War in Australia was sold as a Contiki tour of Europe would be today, along with depictions of Germany as a gorilla and further dehumanisation. Many young men rushed to enlist, and a number of teenagers put their ages up to do so.
As a dominion of Great Britain and a country that saw itself as a larger Britain in the Southern Hemisphere, Australia had little choice but to be involved in the war, but were Australian troops REALLY fighting for our freedom? Well, no. Yes, Australian troops proved that they could fight, and a British official remarked that they saw themselves, "…not as part and parcel of the English Army, but as Allies beside us." If we bear in mind that the Gallipoli Landing was a monumental cock-up by the British, we can say that Australians fought gallantly in a no-win situation, and Australia did come into its own a bit, and after the war, when German oversea territories were liquidated, in the Pacific, Japan gained territories north of the equator, and Australia south, such as New Guinea (later Papua New Guinea. German New Guinea was the northern half of the Eastern side of New Guinea, British New Guinea the southern side, Queensland annexed New Guinea in 1882, in response to Germany annexing the North. What is known as Irian Jaya, West Irian and to the natives as West Papua, was then Dutch West New Guinea).
Responsibility for the Second World War lies in part with the Allies, for an unjust peace treaty with Germany that saw German domestic territory, such as the Rhineland and the Ruhr, taken away and a huge reparations bill that would have taken until 1988 to pay off. This, along with the Great Depression and fears of communism, not to mention unconditional forced democracy, would be fertile grounds for a totalitarian nationalist dictator to take power. Yes, the aristocracy of Germany believed Hitler wouldn't last six months, but they were wrong.
And let us not forget that the flawed policy of appeasement, despite lack of military readiness on the Allied part, caused the war to be more widespread. Okay, taking back the Ruhr and the Rhineland were fair enough, but once Hitler moved beyond the Sudetenland, in defiance of the Munich Agreement, appeasement continued.

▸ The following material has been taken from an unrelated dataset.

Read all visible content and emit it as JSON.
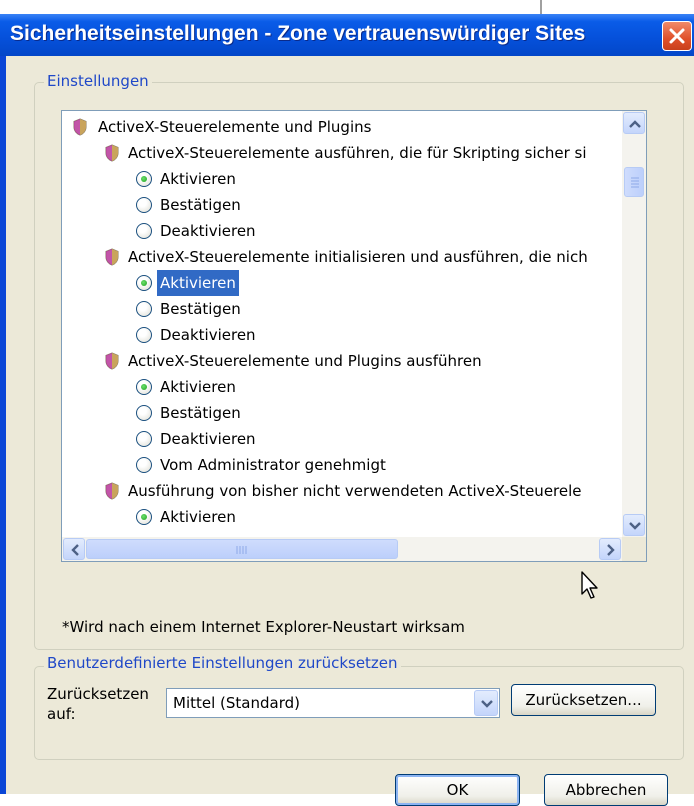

We need to also remember that the Holocaust was not completely in occurrence at this point, either.
Yes, the fact that many Jewish people are still alive today, despite the genocide of six million of them, is thanks to the allied troops defeating Nazi Germany and liberating the death camps, so really, troops lost their lives to defeat an evil enemy, and so the Jewish people could have their freedom, but we must not forget that anti-Semitism was not confined to Nazi Germany, there were plenty of people of the Allied side who weren't unhappy with what Hitler was doing, even the English King engaged in an anti-Semitic tirade when the Australian Prime Minister wanted to appoint a Jewish Governor-General in Sir Isaac Isaacs.

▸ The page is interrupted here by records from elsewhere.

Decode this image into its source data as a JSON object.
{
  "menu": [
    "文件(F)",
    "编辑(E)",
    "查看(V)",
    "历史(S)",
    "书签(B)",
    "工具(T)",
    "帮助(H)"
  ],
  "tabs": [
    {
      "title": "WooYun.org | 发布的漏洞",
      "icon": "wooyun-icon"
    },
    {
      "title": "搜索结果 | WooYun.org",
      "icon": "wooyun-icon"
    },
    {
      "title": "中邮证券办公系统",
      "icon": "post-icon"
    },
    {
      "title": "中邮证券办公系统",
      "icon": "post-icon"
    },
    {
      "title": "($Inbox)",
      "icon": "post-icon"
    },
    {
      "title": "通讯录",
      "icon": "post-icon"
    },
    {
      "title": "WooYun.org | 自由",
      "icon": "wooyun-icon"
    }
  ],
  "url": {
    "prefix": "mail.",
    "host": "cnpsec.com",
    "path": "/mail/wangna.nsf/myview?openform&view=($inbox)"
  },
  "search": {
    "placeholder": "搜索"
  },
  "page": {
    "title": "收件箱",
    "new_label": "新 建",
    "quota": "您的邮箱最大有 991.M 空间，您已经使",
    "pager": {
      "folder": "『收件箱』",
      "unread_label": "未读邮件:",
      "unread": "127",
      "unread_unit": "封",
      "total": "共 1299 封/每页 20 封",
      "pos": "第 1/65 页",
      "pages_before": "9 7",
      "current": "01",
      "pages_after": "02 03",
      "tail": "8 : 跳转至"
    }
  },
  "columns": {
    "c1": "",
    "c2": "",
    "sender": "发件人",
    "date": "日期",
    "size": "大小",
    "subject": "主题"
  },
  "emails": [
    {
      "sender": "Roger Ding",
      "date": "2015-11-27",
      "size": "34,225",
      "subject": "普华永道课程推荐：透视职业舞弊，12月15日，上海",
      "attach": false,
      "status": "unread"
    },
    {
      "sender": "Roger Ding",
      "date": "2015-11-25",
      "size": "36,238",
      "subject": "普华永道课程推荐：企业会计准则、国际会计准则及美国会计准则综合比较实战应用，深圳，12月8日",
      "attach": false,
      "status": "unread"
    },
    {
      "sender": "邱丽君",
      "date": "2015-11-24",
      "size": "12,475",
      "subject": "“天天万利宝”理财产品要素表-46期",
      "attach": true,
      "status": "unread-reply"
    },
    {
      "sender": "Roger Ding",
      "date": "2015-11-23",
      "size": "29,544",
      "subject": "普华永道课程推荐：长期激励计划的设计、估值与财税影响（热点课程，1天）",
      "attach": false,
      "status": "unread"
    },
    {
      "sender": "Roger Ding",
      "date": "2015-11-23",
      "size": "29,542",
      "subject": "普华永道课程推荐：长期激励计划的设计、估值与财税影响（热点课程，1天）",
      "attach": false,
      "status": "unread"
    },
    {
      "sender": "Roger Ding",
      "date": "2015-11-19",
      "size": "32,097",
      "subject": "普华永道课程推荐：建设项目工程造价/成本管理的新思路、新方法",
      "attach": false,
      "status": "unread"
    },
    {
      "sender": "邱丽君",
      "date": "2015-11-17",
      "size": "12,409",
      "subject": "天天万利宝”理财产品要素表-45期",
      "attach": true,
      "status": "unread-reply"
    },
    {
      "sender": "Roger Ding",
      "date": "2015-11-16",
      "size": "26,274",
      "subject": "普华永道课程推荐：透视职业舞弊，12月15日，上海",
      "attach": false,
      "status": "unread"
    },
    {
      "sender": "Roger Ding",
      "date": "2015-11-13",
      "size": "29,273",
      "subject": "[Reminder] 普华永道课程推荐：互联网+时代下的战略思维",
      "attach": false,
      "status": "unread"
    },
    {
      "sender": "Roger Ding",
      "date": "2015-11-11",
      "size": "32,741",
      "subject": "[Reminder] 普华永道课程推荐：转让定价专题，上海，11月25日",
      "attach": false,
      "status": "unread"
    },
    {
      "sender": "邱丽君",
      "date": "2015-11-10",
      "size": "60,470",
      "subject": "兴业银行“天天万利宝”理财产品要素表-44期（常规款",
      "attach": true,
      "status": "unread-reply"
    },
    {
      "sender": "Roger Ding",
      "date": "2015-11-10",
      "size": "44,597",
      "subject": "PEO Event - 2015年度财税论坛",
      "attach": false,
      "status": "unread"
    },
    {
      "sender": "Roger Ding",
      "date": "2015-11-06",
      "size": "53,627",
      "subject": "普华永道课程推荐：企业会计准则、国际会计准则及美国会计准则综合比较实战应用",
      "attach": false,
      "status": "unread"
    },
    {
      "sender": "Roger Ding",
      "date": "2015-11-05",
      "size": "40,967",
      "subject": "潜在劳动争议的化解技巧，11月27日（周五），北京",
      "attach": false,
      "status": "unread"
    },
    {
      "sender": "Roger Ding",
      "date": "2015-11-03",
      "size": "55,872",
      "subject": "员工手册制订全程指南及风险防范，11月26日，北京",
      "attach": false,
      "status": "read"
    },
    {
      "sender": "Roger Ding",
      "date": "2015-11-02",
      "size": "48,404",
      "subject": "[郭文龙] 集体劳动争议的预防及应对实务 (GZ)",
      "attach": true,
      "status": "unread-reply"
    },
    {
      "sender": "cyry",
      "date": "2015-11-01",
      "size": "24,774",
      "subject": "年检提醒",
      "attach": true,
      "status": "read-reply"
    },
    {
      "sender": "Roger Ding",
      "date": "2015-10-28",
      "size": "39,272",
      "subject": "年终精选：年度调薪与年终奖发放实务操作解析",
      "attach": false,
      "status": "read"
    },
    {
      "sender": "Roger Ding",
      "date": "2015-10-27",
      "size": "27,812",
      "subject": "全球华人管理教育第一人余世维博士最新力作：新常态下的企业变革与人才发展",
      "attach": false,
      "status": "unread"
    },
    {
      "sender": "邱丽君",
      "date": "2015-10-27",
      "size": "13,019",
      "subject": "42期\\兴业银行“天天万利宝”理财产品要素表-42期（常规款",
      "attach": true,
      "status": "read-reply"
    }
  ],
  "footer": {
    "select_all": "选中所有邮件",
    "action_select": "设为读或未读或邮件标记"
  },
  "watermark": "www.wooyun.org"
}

In Australia's Near North, Japan was the aggressor, yet the man who went on to become Australia's longest serving Prime Minister agreed, as Attorney-General, to sell 300,000 tons of scrap pig iron to Japan, a name that earned him the moniker Pig Iron Bob. Further Japanese aggression, invading what was then French Indo-China, Burma (now Myanmar), Malaya, Singapore, Indonesia and then New Guinea, was to cause Australia anxiety, despite Churchill's assurances that Singapore was safe. Australia declared war on Japan on the same day as the USA did. This was really the only time that Australia faced the thought of invasion.

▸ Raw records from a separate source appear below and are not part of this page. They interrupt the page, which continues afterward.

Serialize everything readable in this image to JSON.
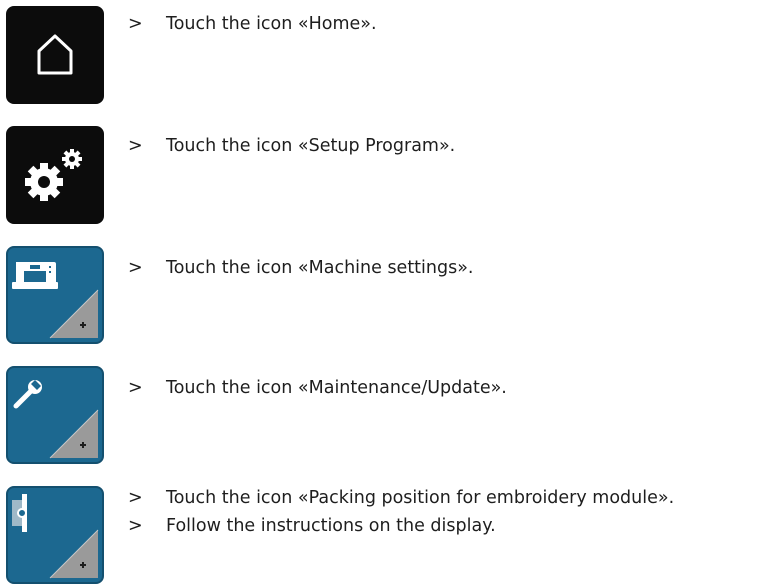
{
  "steps": [
    {
      "marker": ">",
      "text": "Touch the icon «Home»."
    },
    {
      "marker": ">",
      "text": "Touch the icon «Setup Program»."
    },
    {
      "marker": ">",
      "text": "Touch the icon «Machine settings»."
    },
    {
      "marker": ">",
      "text": "Touch the icon «Maintenance/Update»."
    },
    {
      "marker": ">",
      "text": "Touch the icon «Packing position for embroidery module»."
    },
    {
      "marker": ">",
      "text": "Follow the instructions on the display."
    }
  ],
  "icons": [
    {
      "name": "home-icon",
      "style": "black"
    },
    {
      "name": "setup-gears-icon",
      "style": "black"
    },
    {
      "name": "sewing-machine-icon",
      "style": "blue"
    },
    {
      "name": "wrench-icon",
      "style": "blue"
    },
    {
      "name": "embroidery-module-icon",
      "style": "blue"
    }
  ],
  "colors": {
    "icon_dark": "#0c0c0c",
    "icon_blue": "#1c6890",
    "icon_blue_border": "#14506f",
    "corner_triangle": "#9a9a9a",
    "text": "#1e1e1e"
  }
}
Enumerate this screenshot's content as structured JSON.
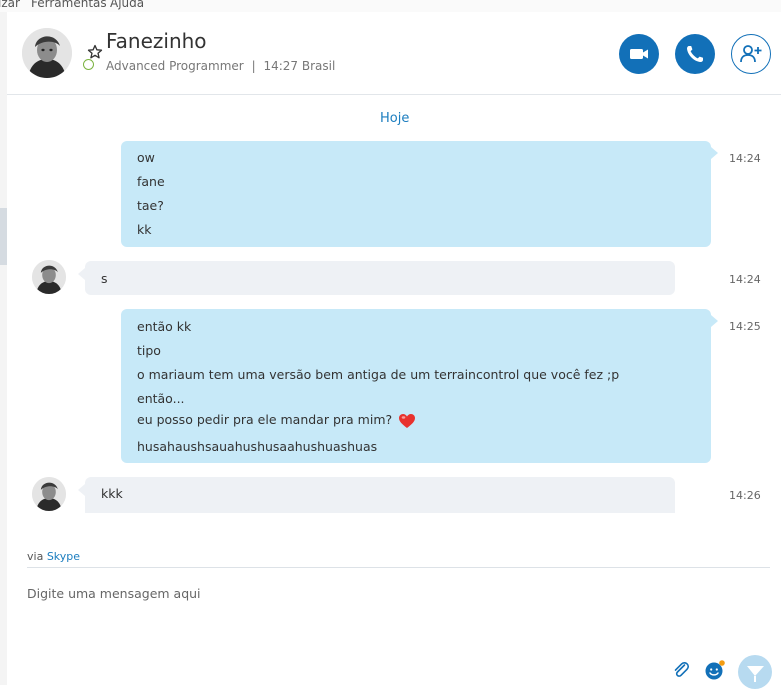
{
  "menu": {
    "items": [
      "izar",
      "Ferramentas",
      "Ajuda"
    ]
  },
  "contact": {
    "name": "Fanezinho",
    "mood": "Advanced Programmer",
    "separator": "|",
    "local_time": "14:27 Brasil",
    "status_color": "#7cb342"
  },
  "header_actions": [
    {
      "name": "video-call-button",
      "icon": "video-camera-icon"
    },
    {
      "name": "audio-call-button",
      "icon": "phone-icon"
    },
    {
      "name": "add-people-button",
      "icon": "add-person-icon"
    }
  ],
  "conversation": {
    "date_separator": "Hoje",
    "messages": [
      {
        "direction": "outgoing",
        "time": "14:24",
        "lines": [
          "ow",
          "fane",
          "tae?",
          "kk"
        ]
      },
      {
        "direction": "incoming",
        "time": "14:24",
        "lines": [
          "s"
        ]
      },
      {
        "direction": "outgoing",
        "time": "14:25",
        "lines": [
          "então kk",
          "tipo",
          "o mariaum tem uma versão bem antiga de um terraincontrol que você fez ;p",
          "então...",
          "eu posso pedir pra ele mandar pra mim?",
          "husahaushsauahushusaahushuashuas"
        ]
      },
      {
        "direction": "incoming",
        "time": "14:26",
        "lines": [
          "kkk"
        ]
      }
    ]
  },
  "footer": {
    "via_prefix": "via",
    "via_link": "Skype",
    "compose_placeholder": "Digite uma mensagem aqui"
  },
  "colors": {
    "accent": "#1270b8",
    "outgoing_bubble": "#c7e9f8",
    "incoming_bubble": "#eef1f5",
    "link": "#1b7dbf"
  }
}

The notion, however, that these people "gave their lives for our freedom" is inaccurate, as war was not portrayed as "risk your life for your country, future generations will thank you." And as the line from Eric Bogle's anti-conscription song, "And The Band Played Waltzing Matilda," showed, "I looked at the place where my legs used to be," and, "Nobody cheered, they just stood there and stared," as people were amazed at how war changed people. And governments, despite the words, have been reluctant to compensate people for service. I saw my great-great-uncle's service dossier, and this was a man who had been caught in a gas attack, where a doctor wrote, "Very neurotic man, apparently." And let us not forget that some top brass, who may not have even seen active service, had no compunction about sending people before firing squads!
In the post-Second World War period, Australian foreign policy was dictated by the inaccurate precepts of the Domino Theory, Forward Defence and Monolithic Communism. With China becoming a Communist country in 1949, Australia believed that China was forcing Vietnam to be communist, even though Ho Chi Minh was a member of the French Communist Party and the move to make North Vietnam communist was internal not external. Yes, South Vietnam was a military dictatorship, and the North broke the ceasefire in April, 1975, and Laos and Cambodia are dictatorships, but there, again, they were internal not external.
We should not be remembering those who made the ultimate sacrifice, but those who were ultimately sacrificed due to politicians and top brass military stuff-ups. And let us not forget that Winston Churchill didn't come out and say sorry, even if he did resign. And let's not forget that Churchill, as wartime PM, diverted Australian troops to Rangoon, even though Curtin wanted them in New Guinea.
As the great-great-nephew of a veteran of the First World War, I must accept the reality that he decimated families of Germans and Austrians, who, as All Quiet On The Western Front showed, were probably more reluctant than the Australians and British, to fight. Who can forget the case of the young German who was trying to read his textbooks in the trenches and who really wanted to go back to Germany to complete his exams, yet there he was, a reluctant draftee in a war.
War is a tragic loss of life on both sides, and I believe that as Australia pauses to remember those who died in the war, it is also worthwhile remembering the Christmas Truce of 1914 and the similarity of many of the young men on both sides who were killed. It is also worthy of note that some young men were in battalions with others who they wouldn't normally have spoken to, and fired bullets on others, who, in other circumstances they would have had a beer with.